Journal of Animal and Feed Sciences, 2001
Current information on the effect of diet on the secretion of mucus and the recovery of mucin in ileal digesta is summarized. A general description of mucus structure and its degradation in the small and large intestine is provided. As the protective lining of the entire gastrointestinal tract, mucus gels are exposed to all chemical and physical forces of digestion. Most important among these is the proteolytic breakdown of mucus gels into component mucin subunits and their subsequent release into the intestinal lumen. Erosion of mucus gels is countered by synthesis and secretion from the underlying epithelium.
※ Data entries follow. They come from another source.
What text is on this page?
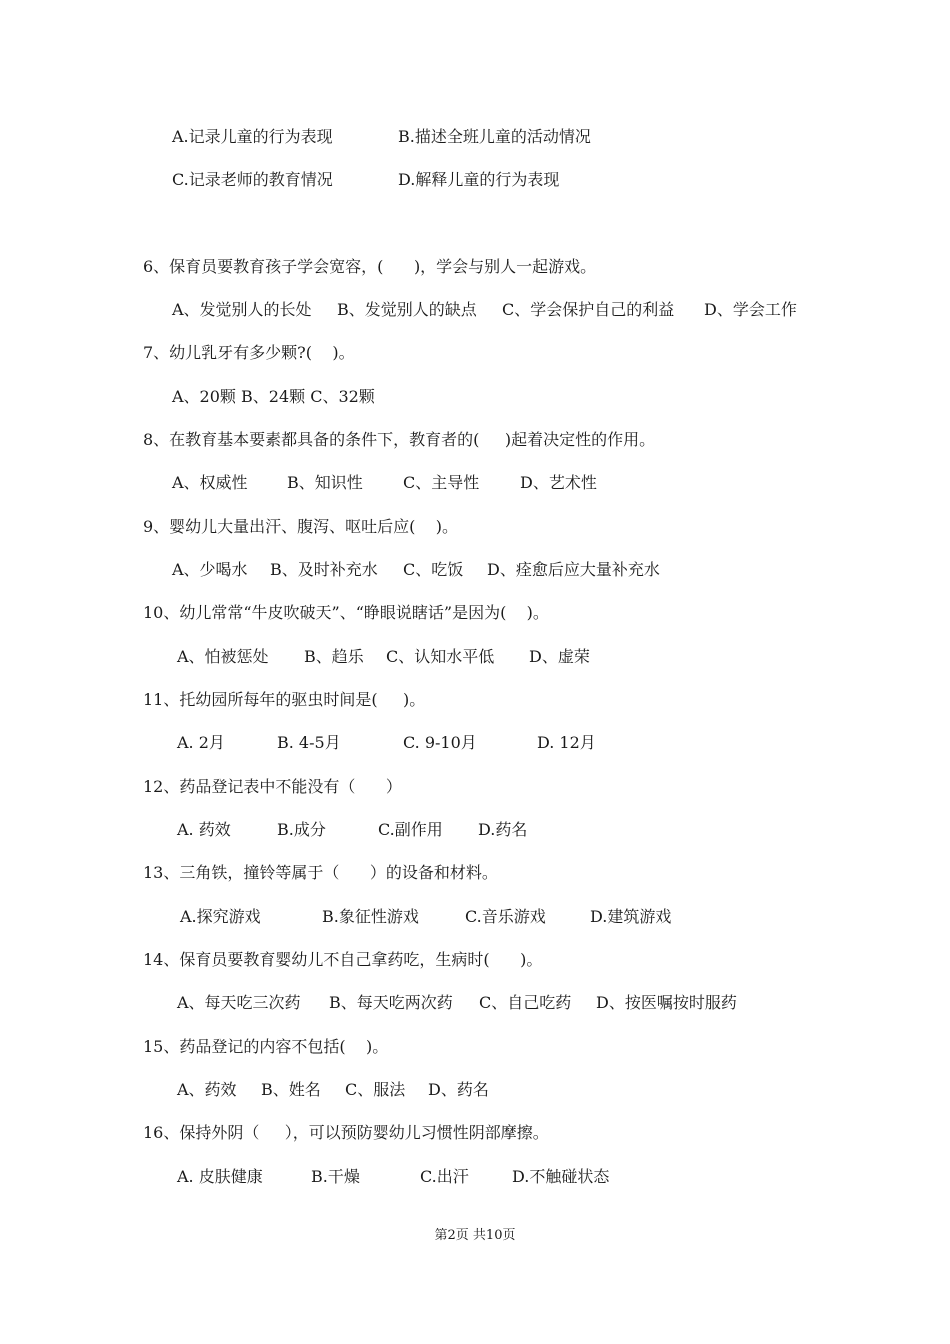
A.记录儿童的行为表现	B.描述全班儿童的活动情况
C.记录老师的教育情况	D.解释儿童的行为表现
6、保育员要教育孩子学会宽容，(      )，学会与别人一起游戏。
A、发觉别人的长处 B、发觉别人的缺点 C、学会保护自己的利益 D、学会工作
7、幼儿乳牙有多少颗?(    )。
A、20颗 B、24颗 C、32颗
8、在教育基本要素都具备的条件下，教育者的(     )起着决定性的作用。
A、权威性 B、知识性	C、主导性	D、艺术性
9、婴幼儿大量出汗、腹泻、呕吐后应(    )。
A、少喝水 B、及时补充水 C、吃饭 D、痊愈后应大量补充水
10、幼儿常常“牛皮吹破天”、“睁眼说瞎话”是因为(    )。
A、怕被惩处 B、趋乐 C、认知水平低 D、虚荣
11、托幼园所每年的驱虫时间是(     )。
A. 2月	B. 4-5月	C. 9-10月	D. 12月
12、药品登记表中不能没有（      ）
A. 药效	B.成分	C.副作用 D.药名
13、三角铁，撞铃等属于（      ）的设备和材料。
A.探究游戏	B.象征性游戏	C.音乐游戏	D.建筑游戏
14、保育员要教育婴幼儿不自己拿药吃，生病时(      )。
A、每天吃三次药 B、每天吃两次药 C、自己吃药 D、按医嘱按时服药
15、药品登记的内容不包括(    )。
A、药效 B、姓名 C、服法 D、药名
16、保持外阴（     ），可以预防婴幼儿习惯性阴部摩擦。
A. 皮肤健康	B.干燥	C.出汗	D.不触碰状态
第2页 共10页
Diets can influence this process, both indirectly by their effects on digestive processes most importantly with respect to the amount and distribution of proteolytic enzymes in the intestinal lumen, and directly by the physical forces which they exert on the gastrointestinal mucosa. Adaptive changes in goblet cell activity have been noted in response to different diets. Once in the intestinal lumen, little further degradation of mucus occurs prior to the large intestine. Once in the large intestine mucin is fermented by resident microbial populations. The recovery of undegraded mucin in ileal digesta has important implications for nutritional studies: firstly because it may represent a considerable loss of endogenous amino acids and carbohydrates and secondly because it may provide insight into the effects of diets on the digestive tract itself.